Zur Fotoinstallation «Ruhige Dinge» in der Kaserne Liestal, 2005
Geputzt, gezählt, gestapelt und zurecht gerückt, sprechen die Dinge von Ordnung, Ökonomie und vom geregelten Lauf der Tage. Ruhige Dinge beruft sich auf Bestandesaufnahmen vor Ort. Die Arbeit meidet Motive militärischer Selbstdarstellung, um im Protokoll der häuslichen Oberflächen ein umso subtileres Portrait des Organismus Kaserne abzugeben. Ausgang und Appell, Versammlung und Marschübungen werden flankiert von Bildern, die wiederum von Gleichheit zeugen, von Serie und Mass.
Die wandfüllenden Fotografien registrieren die Dinge ohne kenntliche Manipulation. Unaufgeregt spiegeln sie jene Hauswirtschaft, die der militärischen Effizienz zugrunde liegt. Fahrzeuge, Waffen und Gerätschaften der Armee weichen im Eingang dem Blick in einen Schlafsaal und auf ein Regal mit hellen Ausgeh-Hemden, geordnet nach Grösse und Zahl. Im Durchgang zum Hauptversammlungsplatz sind übergross Dutzende von Tabletts aufgeschichtet, gegenüber hängen in Chromstahl eine Reihe blank geputzter Schöpflöffel. Der Fokus liegt auf einer Gegenständlichkeit, die der Freizeit, Nachtruhe und Verpflegung angehört. Die unmittelbare räumliche Nachbarschaft der realen Dinge und ihrer fotografischen Reproduktion arbeitet mit Vertrautheit: kühl überträgt sich im Bild die Empfindung nackter Füsse auf dem Eichenriemen-Parkett im Schlafsaal, hell klingt – eine täglich aktualisierte Erinnerung – der Aufprall des Kunststoffs, wenn in der Kantine ein Tablett auf den Stapel gleitet.
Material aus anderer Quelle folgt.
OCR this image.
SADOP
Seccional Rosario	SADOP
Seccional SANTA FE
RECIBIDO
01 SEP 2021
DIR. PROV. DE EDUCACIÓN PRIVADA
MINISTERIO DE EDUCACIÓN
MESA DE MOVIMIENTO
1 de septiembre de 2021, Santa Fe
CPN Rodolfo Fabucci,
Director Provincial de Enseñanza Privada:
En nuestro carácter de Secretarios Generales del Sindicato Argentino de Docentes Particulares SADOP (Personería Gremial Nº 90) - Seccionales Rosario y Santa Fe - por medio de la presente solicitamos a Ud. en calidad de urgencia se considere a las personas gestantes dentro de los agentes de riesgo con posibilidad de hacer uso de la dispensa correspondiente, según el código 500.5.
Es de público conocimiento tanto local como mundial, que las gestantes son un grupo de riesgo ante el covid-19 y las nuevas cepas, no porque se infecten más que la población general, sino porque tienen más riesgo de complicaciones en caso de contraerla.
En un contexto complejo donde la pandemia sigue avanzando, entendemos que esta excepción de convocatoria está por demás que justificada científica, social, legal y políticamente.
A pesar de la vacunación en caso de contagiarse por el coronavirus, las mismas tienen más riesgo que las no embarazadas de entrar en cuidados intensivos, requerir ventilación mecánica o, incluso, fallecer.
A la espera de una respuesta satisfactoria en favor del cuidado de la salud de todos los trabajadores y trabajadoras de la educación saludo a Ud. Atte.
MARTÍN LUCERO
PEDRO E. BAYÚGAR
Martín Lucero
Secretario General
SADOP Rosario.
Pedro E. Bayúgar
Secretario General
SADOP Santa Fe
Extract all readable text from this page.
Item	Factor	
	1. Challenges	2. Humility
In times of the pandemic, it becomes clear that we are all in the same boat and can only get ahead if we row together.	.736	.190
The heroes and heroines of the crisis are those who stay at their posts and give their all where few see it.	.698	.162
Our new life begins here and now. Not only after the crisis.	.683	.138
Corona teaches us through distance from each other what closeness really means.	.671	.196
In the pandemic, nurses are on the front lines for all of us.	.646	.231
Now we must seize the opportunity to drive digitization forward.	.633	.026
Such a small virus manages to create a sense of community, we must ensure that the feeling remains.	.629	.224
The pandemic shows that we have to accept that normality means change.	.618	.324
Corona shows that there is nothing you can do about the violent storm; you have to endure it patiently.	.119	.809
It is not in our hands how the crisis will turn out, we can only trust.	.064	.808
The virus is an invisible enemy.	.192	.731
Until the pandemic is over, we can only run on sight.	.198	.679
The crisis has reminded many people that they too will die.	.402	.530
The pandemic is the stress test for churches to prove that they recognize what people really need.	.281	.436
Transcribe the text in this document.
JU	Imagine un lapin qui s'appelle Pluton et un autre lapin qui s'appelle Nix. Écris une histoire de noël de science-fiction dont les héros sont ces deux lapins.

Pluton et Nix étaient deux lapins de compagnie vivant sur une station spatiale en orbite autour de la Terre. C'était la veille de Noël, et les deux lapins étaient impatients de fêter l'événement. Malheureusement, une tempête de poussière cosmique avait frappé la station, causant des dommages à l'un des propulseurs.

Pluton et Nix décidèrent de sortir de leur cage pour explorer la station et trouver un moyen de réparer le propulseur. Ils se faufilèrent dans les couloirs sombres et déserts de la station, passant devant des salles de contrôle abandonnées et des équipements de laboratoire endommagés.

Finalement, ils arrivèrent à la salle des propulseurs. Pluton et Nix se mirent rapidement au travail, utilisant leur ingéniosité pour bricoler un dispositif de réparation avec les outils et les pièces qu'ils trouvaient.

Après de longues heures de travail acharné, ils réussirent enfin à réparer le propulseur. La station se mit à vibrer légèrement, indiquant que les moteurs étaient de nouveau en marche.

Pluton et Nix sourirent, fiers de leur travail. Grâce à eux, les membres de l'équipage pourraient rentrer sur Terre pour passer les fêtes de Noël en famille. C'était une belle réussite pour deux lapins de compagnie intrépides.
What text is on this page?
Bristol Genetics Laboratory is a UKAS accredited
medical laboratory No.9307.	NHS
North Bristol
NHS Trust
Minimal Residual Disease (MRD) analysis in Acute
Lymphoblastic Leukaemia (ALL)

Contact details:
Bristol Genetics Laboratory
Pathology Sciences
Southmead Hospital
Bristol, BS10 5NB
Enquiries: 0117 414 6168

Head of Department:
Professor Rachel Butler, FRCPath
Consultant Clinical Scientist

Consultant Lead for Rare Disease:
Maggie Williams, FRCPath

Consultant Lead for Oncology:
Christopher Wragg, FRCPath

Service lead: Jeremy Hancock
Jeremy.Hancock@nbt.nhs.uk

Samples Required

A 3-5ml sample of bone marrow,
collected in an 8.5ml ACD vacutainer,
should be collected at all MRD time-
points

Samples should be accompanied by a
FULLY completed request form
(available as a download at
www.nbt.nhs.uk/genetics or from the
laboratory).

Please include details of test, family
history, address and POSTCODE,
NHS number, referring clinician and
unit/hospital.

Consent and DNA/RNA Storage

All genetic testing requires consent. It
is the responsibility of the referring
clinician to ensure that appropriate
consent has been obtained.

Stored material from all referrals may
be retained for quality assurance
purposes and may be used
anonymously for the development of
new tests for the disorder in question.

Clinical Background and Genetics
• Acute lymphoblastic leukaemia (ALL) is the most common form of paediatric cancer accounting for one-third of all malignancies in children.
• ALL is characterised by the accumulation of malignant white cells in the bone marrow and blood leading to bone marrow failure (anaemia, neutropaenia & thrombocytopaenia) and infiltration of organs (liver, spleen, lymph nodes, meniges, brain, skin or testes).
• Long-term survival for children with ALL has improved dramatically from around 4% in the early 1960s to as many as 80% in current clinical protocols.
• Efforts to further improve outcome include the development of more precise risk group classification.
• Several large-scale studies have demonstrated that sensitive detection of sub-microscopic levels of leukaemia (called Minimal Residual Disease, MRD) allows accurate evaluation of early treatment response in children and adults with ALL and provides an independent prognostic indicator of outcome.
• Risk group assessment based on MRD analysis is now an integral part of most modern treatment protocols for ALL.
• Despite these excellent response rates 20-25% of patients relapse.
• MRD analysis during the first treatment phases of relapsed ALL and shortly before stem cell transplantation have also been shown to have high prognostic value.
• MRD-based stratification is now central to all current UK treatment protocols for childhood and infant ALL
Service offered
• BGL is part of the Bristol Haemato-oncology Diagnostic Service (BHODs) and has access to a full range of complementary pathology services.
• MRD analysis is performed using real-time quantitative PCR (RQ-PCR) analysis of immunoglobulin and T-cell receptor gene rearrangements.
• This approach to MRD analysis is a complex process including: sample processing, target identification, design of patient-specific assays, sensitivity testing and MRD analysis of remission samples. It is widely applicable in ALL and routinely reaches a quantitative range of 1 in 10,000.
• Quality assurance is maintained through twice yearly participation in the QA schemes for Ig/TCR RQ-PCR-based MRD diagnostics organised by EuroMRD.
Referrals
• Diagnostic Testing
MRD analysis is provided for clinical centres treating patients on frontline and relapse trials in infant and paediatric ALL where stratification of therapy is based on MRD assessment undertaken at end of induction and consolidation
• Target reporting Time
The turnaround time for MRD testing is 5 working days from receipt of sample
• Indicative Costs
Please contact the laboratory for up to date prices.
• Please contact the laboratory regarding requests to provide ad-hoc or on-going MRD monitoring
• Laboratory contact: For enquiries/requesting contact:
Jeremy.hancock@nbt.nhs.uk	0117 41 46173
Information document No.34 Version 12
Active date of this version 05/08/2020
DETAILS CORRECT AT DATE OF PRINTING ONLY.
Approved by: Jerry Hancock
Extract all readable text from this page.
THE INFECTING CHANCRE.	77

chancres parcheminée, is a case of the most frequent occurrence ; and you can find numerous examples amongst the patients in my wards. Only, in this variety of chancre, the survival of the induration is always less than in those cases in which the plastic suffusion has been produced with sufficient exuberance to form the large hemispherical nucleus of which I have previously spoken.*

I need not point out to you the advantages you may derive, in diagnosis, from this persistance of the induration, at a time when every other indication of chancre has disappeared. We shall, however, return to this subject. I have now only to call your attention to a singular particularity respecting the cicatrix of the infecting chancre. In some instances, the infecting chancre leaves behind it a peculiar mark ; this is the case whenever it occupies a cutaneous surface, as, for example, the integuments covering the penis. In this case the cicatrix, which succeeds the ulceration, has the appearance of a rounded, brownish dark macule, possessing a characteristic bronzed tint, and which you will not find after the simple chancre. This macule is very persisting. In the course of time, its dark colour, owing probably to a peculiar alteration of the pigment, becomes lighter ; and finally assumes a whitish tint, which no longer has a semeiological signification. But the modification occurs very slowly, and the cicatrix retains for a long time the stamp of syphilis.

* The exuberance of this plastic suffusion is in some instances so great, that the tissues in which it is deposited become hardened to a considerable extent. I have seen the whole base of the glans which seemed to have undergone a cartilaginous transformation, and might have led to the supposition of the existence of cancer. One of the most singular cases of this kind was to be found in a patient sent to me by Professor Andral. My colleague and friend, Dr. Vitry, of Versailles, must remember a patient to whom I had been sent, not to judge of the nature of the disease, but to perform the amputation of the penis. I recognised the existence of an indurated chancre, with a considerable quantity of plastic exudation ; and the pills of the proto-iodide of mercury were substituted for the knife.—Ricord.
Mit unbestechlicher Tiefenschärfe und strengem Farbabgleich unternimmt die an Sachfotografie angelehnte Bilderfindung alles, um von sich selbst ab- und zu den Dingen hin zu lenken. Sie würdigt jeden Gegenstand, indem sie die Aufmerksamkeit gleichmässig über alle Einzelheiten verteilt, jede Unsicherheit über Materialität und Farbe ausräumt. Mehr als Format, Oberfläche oder gar die Entstehungsbedingungen der Fotografie interessiert daher die Beschaffenheit der Dinge: die architektonische Qualität eines Regals, das Lichtspiel in der Hohlform einer Suppenkelle, die makellos helle Fläche eines Wandschranks ziehen die Aufmerksamkeit in ihren Bann.
Um ein Vielfaches ihrer realen Masse vergrössert, gibt das Inventar der Hemden, Kellen, Tabletts und Betten jede kleinste Abweichung von der genormten Einheit preis: Ein unachtsam schief belassener Faltenwurf, ein fehlender Kragenknopf, eine Delle im Ebenmass der horizontal geschichteten Kanten lenken und motivieren die Konzentration. Im strengen Rhythmus der sorgfältigen Ordnung und in der Stille des sachlichen Blicks gewinnt jedes Ding seine individuelle Besonderheit zurück. Die Ruhigen Dinge berichten leise von den Spuren ihrer Benutzung. Ihre unanfechtbare Präsenz fordert die Sinne und erzählt davon, wie sehr die Gegenwart von Dingen die eigene Abwesenheit mit beschreibt.